Grand Slam singles results
- Wimbledon: 1R (1989, 1990)

Doubles
- Career record: 7-6
- Career titles: 0
- Highest ranking: No. 210 (13 Aug 1990)

Grand Slam doubles results
- Wimbledon: 3R (1990)

= James Turner (tennis) =

British tennis player

James Turner (born 2 July 1965) is a former professional tennis player from England who competed for Great Britain.

==Career==
Turner and partner Andrew Castle were doubles semi-finalists at the 1986 Bristol Open. He also made the second round of the singles draw, after beating Steve Shaw.

In the 1988 Stella Artois Championships, held at the Queen's Club in London, Turner had an upset win over world number 23 Slobodan Živojinović. Turner was the world's 742nd ranked player at the time. He was eliminated in the second round by Broderick Dyke.

Turner made his Grand Slam singles debut at the 1989 Wimbledon Championships, having received a wild card. Although the opening round match went to five sets, Czech player Karel Nováček defeated Turner. His only other singles appearance in Wimbledon, the following year, would also result in a first-round exit, to Guillaume Raoux.
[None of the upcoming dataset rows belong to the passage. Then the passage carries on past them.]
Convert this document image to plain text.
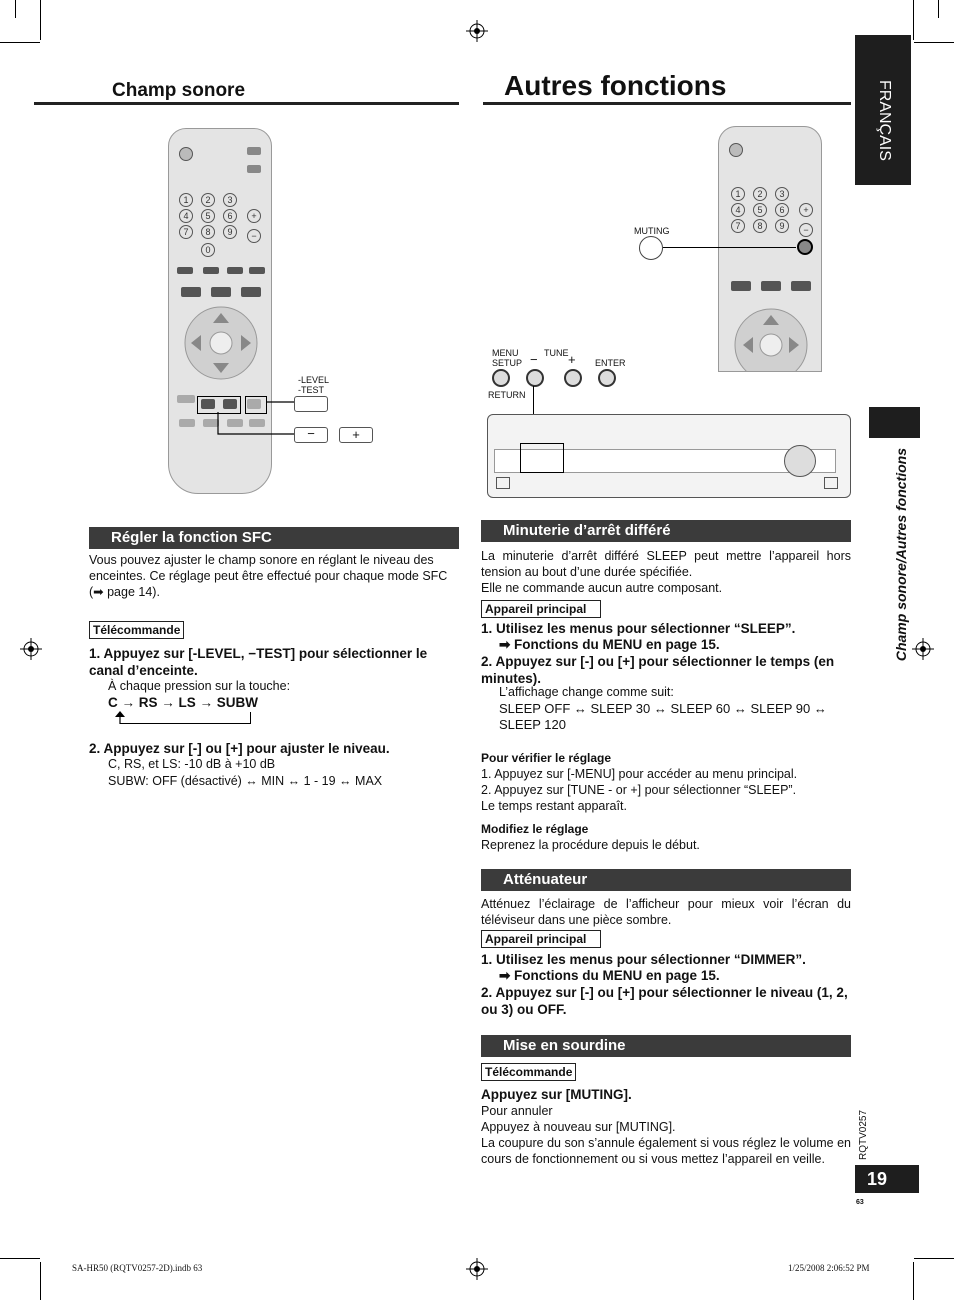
Champ sonore
1	2	3
4	5	6
7	8	9
0
+
−
-LEVEL
-TEST
−	+
Régler la fonction SFC
Vous pouvez ajuster le champ sonore en réglant le niveau des enceintes. Ce réglage peut être effectué pour chaque mode SFC (➡ page 14).
Télécommande
1. Appuyez sur [-LEVEL, −TEST] pour sélectionner le canal d’enceinte.
À chaque pression sur la touche:
C → RS → LS → SUBW
2. Appuyez sur [-] ou [+] pour ajuster le niveau.
C, RS, et LS: -10 dB à +10 dB
SUBW: OFF (désactivé) ↔ MIN ↔ 1 - 19 ↔ MAX
Autres fonctions	FRANÇAIS
Champ sonore/Autres fonctions
1	2	3
4	5	6
7	8	9
+
−
MUTING
MENU
SETUP
TUNE
− + ENTER
RETURN
Minuterie d’arrêt différé
La minuterie d’arrêt différé SLEEP peut mettre l’appareil hors tension au bout d’une durée spécifiée.
Elle ne commande aucun autre composant.
Appareil principal
1. Utilisez les menus pour sélectionner “SLEEP”.
➡ Fonctions du MENU en page 15.
2. Appuyez sur [-] ou [+] pour sélectionner le temps (en minutes).
L’affichage change comme suit:
SLEEP OFF ↔ SLEEP 30 ↔ SLEEP 60 ↔ SLEEP 90 ↔ SLEEP 120
Pour vérifier le réglage
1. Appuyez sur [-MENU] pour accéder au menu principal.
2. Appuyez sur [TUNE - or +] pour sélectionner “SLEEP”.
Le temps restant apparaît.
Modifiez le réglage
Reprenez la procédure depuis le début.
Atténuateur
Atténuez l’éclairage de l’afficheur pour mieux voir l’écran du téléviseur dans une pièce sombre.
Appareil principal
1. Utilisez les menus pour sélectionner “DIMMER”.
➡ Fonctions du MENU en page 15.
2. Appuyez sur [-] ou [+] pour sélectionner le niveau (1, 2, ou 3) ou OFF.
Mise en sourdine
Télécommande
Appuyez sur [MUTING].
Pour annuler
Appuyez à nouveau sur [MUTING].
La coupure du son s’annule également si vous réglez le volume en cours de fonctionnement ou si vous mettez l’appareil en veille.	RQTV0257
19
63
SA-HR50 (RQTV0257-2D).indb 63	1/25/2008 2:06:52 PM
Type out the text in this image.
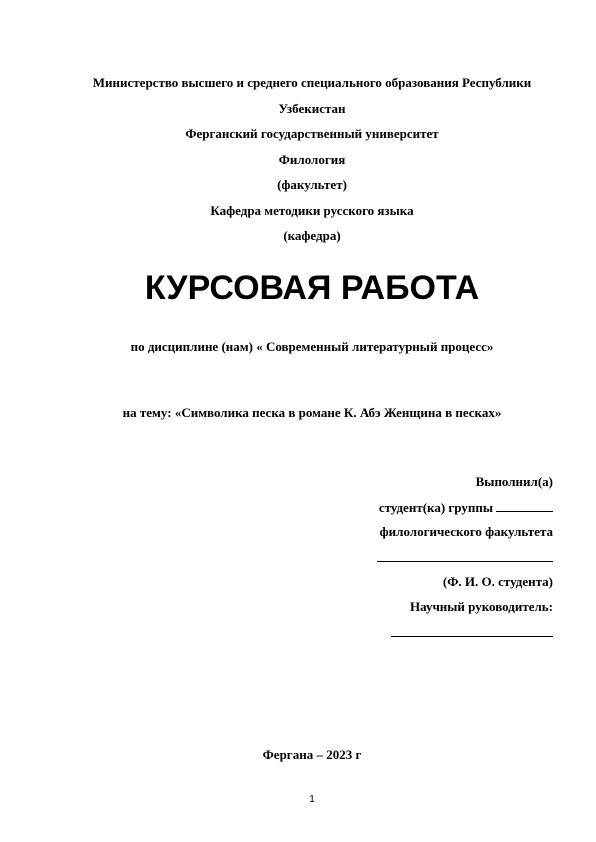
Министерство высшего и среднего специального образования Республики
Узбекистан
Ферганский государственный университет
Филология
(факультет)
Кафедра методики русского языка
(кафедра)
КУРСОВАЯ РАБОТА
по дисциплине (нам) « Современный литературный процесс»
на тему: «Символика песка в романе К. Абэ Женщина в песках»
Выполнил(а)
студент(ка) группы
филологического факультета
(Ф. И. О. студента)
Научный руководитель:
Фергана – 2023 г
1
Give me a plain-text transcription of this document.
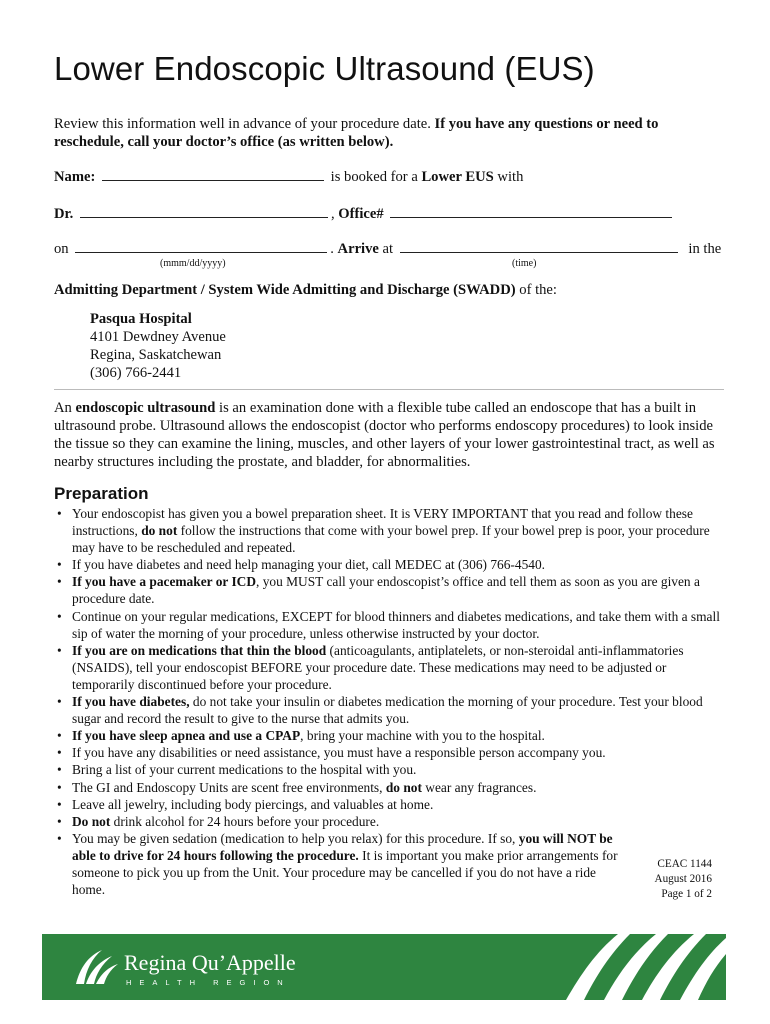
Lower Endoscopic Ultrasound (EUS)
Review this information well in advance of your procedure date. If you have any questions or need to reschedule, call your doctor’s office (as written below).
Name:	is booked for a Lower EUS with
Dr.	, Office#
on	. Arrive at	in the
(mmm/dd/yyyy)	(time)
Admitting Department / System Wide Admitting and Discharge (SWADD) of the:
Pasqua Hospital
4101 Dewdney Avenue
Regina, Saskatchewan
(306) 766-2441
An endoscopic ultrasound is an examination done with a flexible tube called an endoscope that has a built in ultrasound probe. Ultrasound allows the endoscopist (doctor who performs endoscopy procedures) to look inside the tissue so they can examine the lining, muscles, and other layers of your lower gastrointestinal tract, as well as nearby structures including the prostate, and bladder, for abnormalities.
Preparation
• Your endoscopist has given you a bowel preparation sheet. It is VERY IMPORTANT that you read and follow these instructions, do not follow the instructions that come with your bowel prep. If your bowel prep is poor, your procedure may have to be rescheduled and repeated.
• If you have diabetes and need help managing your diet, call MEDEC at (306) 766-4540.
• If you have a pacemaker or ICD, you MUST call your endoscopist’s office and tell them as soon as you are given a procedure date.
• Continue on your regular medications, EXCEPT for blood thinners and diabetes medications, and take them with a small sip of water the morning of your procedure, unless otherwise instructed by your doctor.
• If you are on medications that thin the blood (anticoagulants, antiplatelets, or non-steroidal anti-inflammatories (NSAIDS), tell your endoscopist BEFORE your procedure date. These medications may need to be adjusted or temporarily discontinued before your procedure.
• If you have diabetes, do not take your insulin or diabetes medication the morning of your procedure. Test your blood sugar and record the result to give to the nurse that admits you.
• If you have sleep apnea and use a CPAP, bring your machine with you to the hospital.
• If you have any disabilities or need assistance, you must have a responsible person accompany you.
• Bring a list of your current medications to the hospital with you.
• The GI and Endoscopy Units are scent free environments, do not wear any fragrances.
• Leave all jewelry, including body piercings, and valuables at home.
• Do not drink alcohol for 24 hours before your procedure.
• You may be given sedation (medication to help you relax) for this procedure. If so, you will NOT be able to drive for 24 hours following the procedure. It is important you make prior arrangements for someone to pick you up from the Unit. Your procedure may be cancelled if you do not have a ride home.
CEAC 1144
August 2016
Page 1 of 2
Regina Qu’Appelle
HEALTH REGION
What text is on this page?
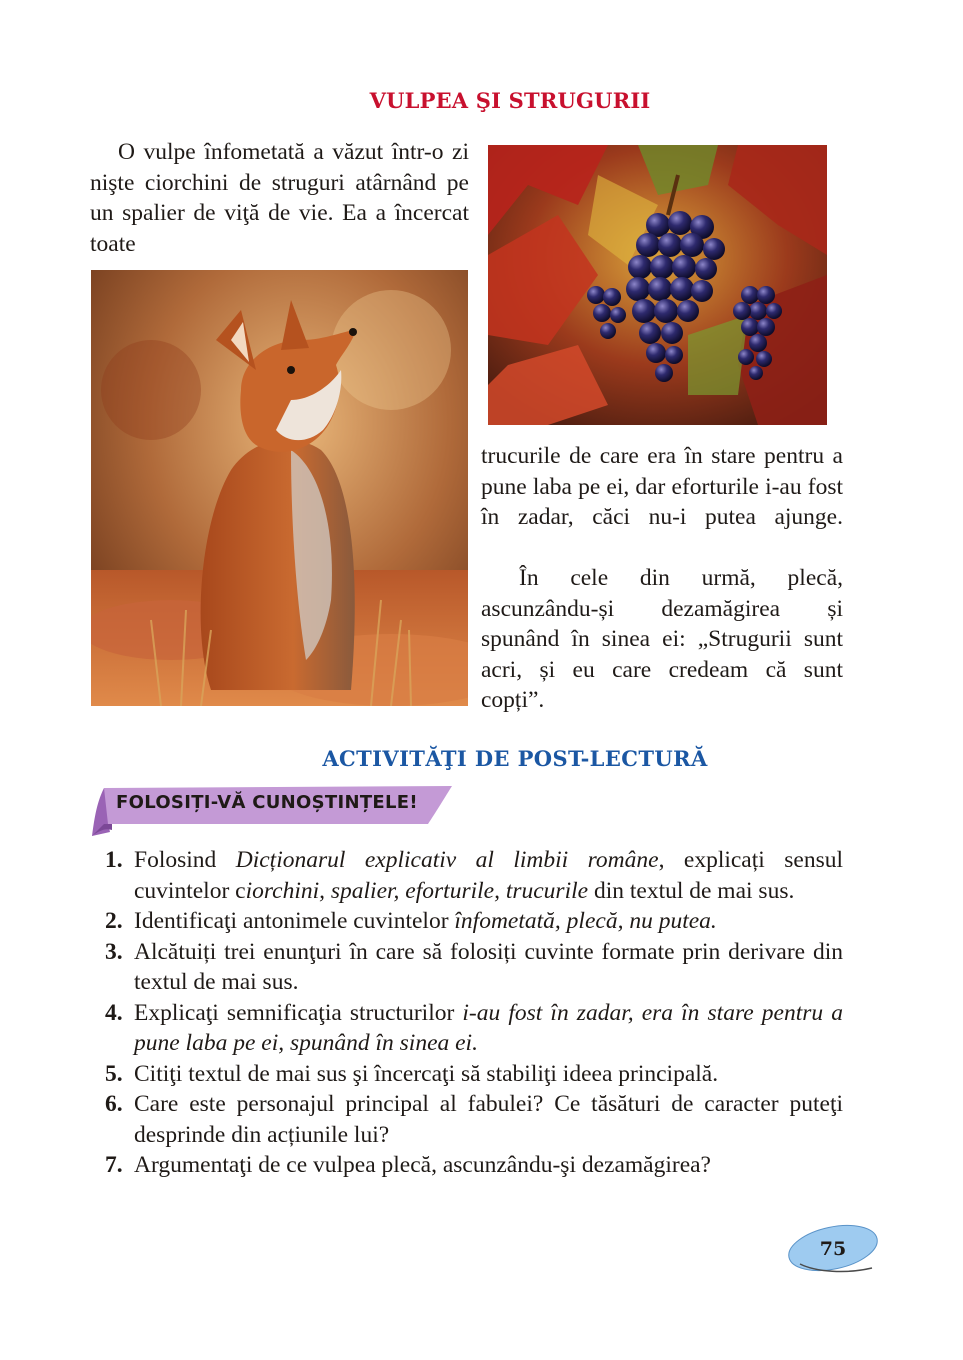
VULPEA ŞI STRUGURII

O vulpe înfometată a văzut într-o zi nişte ciorchini de struguri atârnând pe un spalier de viţă de vie. Ea a încercat toate

trucurile de care era în stare pentru a pune laba pe ei, dar eforturile i-au fost în zadar, căci nu-i putea ajunge.

În cele din urmă, plecă, ascunzându-și dezamăgirea și spunând în sinea ei: „Strugurii sunt acri, și eu care credeam că sunt copți”.

ACTIVITĂŢI DE POST-LECTURĂ
FOLOSIȚI-VĂ CUNOȘTINȚELE!
1. Folosind Dicționarul explicativ al limbii române, explicați sensul cuvintelor ciorchini, spalier, eforturile, trucurile din textul de mai sus.
2. Identificaţi antonimele cuvintelor înfometată, plecă, nu putea.
3. Alcătuiți trei enunţuri în care să folosiți cuvinte formate prin derivare din textul de mai sus.
4. Explicaţi semnificaţia structurilor i-au fost în zadar, era în stare pentru a pune laba pe ei, spunând în sinea ei.
5. Citiţi textul de mai sus şi încercaţi să stabiliţi ideea principală.
6. Care este personajul principal al fabulei? Ce tăsături de caracter puteţi desprinde din acțiunile lui?
7. Argumentaţi de ce vulpea plecă, ascunzându-şi dezamăgirea?
75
He however never failed to get past the first round of the men's doubles at Wimbledon, in his four appearances at the tournament. In the 1989 he partnered Stephen Botfield and the pair defeated sixth seeds Paul Annacone and Christo van Rensburg. He also teamed up with Botfield at the 1990 Wimbledon Championships, where they made the round of 16. Their two wins both came in five set matches but when they were knocked out of the draw by Stefan Kruger and Greg Van Emburgh, it was in straight sets.